Organisations are being warned about a flaw in open-source Java logging library which could affect a number of services.

According to the National Cyber Security Centre (NCSC), “an unauthenticated remote code execution vulnerability (CVE-2021-44228) is affecting multiple versions of the Apache Log4j 2 library”.

The post on the NCSC’s website adds that the organisation is “aware that scanning and attempted exploitation is being detected globally, including the UK”.

NHS Digital has said Log4j is used in numerous Java applications and is present in many services as a dependency in custom applications within organisations as well as a wide range of cloud services. This includes Cloudflare, Twitter, Steam, Apple i-Cloud, Amazon and others.

According to a post on NHS Digital’s website, organisations will be asked to complete a HSA Response in order to determine which pieces of software could be at risk.

NHS Digital also points to NSCS’s advice which includes installing the latest updates as soon as possible.

It adds:

  • If you are using the Log4j 2 library as a dependency within an application you have developed, ensure you update to version 2.15.0 or later
  • If you are using an affected third-party application, ensure you keep the product updated to the latest version
  • The flaw can also be mitigated in previous releases (2.10 and later) by setting system property “log4j2.formatMsgNoLookups” to “true” or removing the JndiLookup class from the classpath

As it might not be always easy for organisations to determine which applications use Apache Log4j 2 software, NHS Digital also recommends organisations to reach out to suppliers.

This latest incident follows the 2017 WannaCry attack which devastated hospital IT systems.
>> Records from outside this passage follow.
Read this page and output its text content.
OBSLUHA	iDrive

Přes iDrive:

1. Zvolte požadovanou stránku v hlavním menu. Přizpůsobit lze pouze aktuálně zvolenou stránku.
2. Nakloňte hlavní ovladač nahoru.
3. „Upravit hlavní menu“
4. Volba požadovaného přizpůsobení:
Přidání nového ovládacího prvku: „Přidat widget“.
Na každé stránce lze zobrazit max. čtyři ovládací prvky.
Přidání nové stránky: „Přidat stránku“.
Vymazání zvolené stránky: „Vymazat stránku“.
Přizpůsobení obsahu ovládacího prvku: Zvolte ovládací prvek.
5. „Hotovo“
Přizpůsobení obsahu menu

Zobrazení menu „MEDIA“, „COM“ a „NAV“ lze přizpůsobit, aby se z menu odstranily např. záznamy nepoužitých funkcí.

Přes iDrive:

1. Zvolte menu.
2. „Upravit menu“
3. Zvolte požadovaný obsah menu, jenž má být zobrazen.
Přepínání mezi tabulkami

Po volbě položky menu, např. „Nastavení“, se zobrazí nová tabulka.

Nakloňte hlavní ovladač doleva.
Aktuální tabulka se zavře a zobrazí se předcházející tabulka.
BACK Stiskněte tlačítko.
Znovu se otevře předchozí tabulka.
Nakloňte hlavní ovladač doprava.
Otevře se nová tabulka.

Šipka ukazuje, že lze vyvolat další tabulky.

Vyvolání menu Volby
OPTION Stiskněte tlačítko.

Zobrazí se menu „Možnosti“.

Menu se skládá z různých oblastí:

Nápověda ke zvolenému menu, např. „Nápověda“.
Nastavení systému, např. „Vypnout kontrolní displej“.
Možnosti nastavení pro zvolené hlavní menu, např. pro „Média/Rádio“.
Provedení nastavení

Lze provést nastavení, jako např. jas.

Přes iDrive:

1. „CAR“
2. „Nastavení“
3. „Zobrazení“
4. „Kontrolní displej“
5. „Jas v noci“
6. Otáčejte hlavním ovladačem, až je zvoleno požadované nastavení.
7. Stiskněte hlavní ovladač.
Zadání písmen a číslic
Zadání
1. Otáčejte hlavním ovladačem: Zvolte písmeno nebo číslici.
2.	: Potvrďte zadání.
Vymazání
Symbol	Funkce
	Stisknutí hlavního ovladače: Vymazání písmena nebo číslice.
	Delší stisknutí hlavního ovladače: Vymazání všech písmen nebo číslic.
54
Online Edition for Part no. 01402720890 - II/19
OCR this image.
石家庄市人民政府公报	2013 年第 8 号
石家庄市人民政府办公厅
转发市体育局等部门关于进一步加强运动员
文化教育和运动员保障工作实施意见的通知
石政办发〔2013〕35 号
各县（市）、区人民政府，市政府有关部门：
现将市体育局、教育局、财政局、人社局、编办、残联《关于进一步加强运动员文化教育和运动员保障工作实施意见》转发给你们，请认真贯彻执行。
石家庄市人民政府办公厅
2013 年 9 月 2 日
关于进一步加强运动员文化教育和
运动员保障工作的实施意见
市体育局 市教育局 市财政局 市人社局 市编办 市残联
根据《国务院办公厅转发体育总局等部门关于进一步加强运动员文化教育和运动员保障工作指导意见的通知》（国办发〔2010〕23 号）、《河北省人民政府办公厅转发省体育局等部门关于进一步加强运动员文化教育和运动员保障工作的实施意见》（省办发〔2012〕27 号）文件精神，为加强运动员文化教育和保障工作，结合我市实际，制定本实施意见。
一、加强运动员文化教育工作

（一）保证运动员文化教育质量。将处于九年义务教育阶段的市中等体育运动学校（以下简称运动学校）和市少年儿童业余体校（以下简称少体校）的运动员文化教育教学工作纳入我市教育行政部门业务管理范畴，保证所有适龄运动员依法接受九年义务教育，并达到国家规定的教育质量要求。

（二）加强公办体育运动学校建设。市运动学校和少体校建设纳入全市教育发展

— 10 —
Just after 1pm in the afternoon of 17 May 2017, NHS Digital’s CareCERT unit sent an alert to the Department of Health and Social Care informing them that four NHS trusts had reported ransomware attacks affecting a number of hospitals.

By 4pm, the ransomware had spread to 16 trusts and it was at this point NHS England publicly declared a major cyber security incident.

It led to disruption of at least 80 out of 236 hospital trusts in England, as well as 603 primary care and affiliate NHS organisations.

A devastating report from the National Audit Office into the impact of WannaCry concluded that Britain’s health service was woefully unprepared for a cyber-attack of such scale, despite being warned of a threat as far back as 2014.

In response NHS England published its “lessons learned” report, calling for a chief information and security officer (CSIO) and dedicated cyber security lead to be appointed.